O, merupakan respon objektif klien terhadap tindakan keperawatan yang telah
dilaksanakan. Dapat diukur dengan mengobservasi perilaku klien pada saat tindakan
dilakukan. Atau menanyakan kembali apa yang telah diajarkan atau memberi umpan balik
sesuai dengan hasil observasi.
A, adalah analisis ulang atas data subjektif atau objektif untuk menyimpulkan apakah
masalah masih tetap atau muncul masalah baru atau ada data kontra indikasi dengan masalah
yang ada. Dapat pula membandingkan hasil dengan tujuan.

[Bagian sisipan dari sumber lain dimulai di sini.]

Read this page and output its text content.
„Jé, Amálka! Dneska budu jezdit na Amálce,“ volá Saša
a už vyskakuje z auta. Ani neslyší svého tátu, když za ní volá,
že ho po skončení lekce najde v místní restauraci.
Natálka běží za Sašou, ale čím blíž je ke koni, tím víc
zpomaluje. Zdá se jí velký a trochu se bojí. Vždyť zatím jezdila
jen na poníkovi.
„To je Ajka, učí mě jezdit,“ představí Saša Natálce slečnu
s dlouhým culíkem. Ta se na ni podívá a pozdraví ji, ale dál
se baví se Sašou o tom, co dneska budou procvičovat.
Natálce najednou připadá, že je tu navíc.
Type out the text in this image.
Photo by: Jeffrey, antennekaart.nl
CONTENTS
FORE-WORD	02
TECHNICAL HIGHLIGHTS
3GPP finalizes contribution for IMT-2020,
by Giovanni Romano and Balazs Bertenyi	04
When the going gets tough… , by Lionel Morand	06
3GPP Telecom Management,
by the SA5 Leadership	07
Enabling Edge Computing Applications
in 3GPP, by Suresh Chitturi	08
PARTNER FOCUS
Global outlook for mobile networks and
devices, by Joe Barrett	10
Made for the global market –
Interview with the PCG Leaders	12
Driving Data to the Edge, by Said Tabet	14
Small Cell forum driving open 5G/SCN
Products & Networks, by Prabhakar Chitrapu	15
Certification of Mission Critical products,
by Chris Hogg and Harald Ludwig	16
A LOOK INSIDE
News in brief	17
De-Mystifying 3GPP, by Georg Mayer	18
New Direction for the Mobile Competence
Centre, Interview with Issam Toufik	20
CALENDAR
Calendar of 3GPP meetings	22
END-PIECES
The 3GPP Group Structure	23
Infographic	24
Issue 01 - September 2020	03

P, merupakan perencanaan atau tindak lanjut berdasarkan hasil analisis pada respons
klien yang terdiri dari tindak lanjut klien dan tindak lanjut oleh perawat.
6. Dokumentasi
Dokumentasi keperawatan merupakan aspek penting dari praktik keperawatan yaitu
sebagai segala sesuatu yang tertulis atau tercetak yang dapat diandalkan sebagai catatan
tentang bukti bagi individu yang berwenang. Dokumentasi keperawatan juga
mendeskripsikan tentang status dan kebutuhan klien yang komprehensif, juga layanan yang
diberikan untuk perawatan klien (Potter & Perry, 2005). Dokumentasikan semua tindakan
beserta respon klien (Keliat, 2005).
BAB III
PENUTUP
A. Simpulan
Jadi dari beberapa pendapat dapat di simpulkan bahwa halusinasi ialah adanya rangsang
apapun pada panca indera seorang, yang terjadi dalam kehidupan sadar atau bangun, atau
bentuk kesalahan pengamatan tanpa pengamatan objektivitas penginderaan dan tidak disertai
stimulus fisik yang adekuat.
B. Saran
Akhirnya terselesaikannya makalah ini kami selaku mahasiswi menyadari dalam
penyusunan makalah ini yang membahas tentang sistem perkemihan masih jauh dari
kesempurnaan baik dari tata cara penulisan dan bahasa yang dipergunakan maupun dari segi
penyajian materinya.
Untuk itu kritik dan saran dari pembimbing atau dosen yang terlibat dalam penyusunan
makalah ini yang bersifat positif dan membangun sangat kami harapkan supaya dalam
penugasan makalah yang akan datang lebih baik dan lebih sempurna.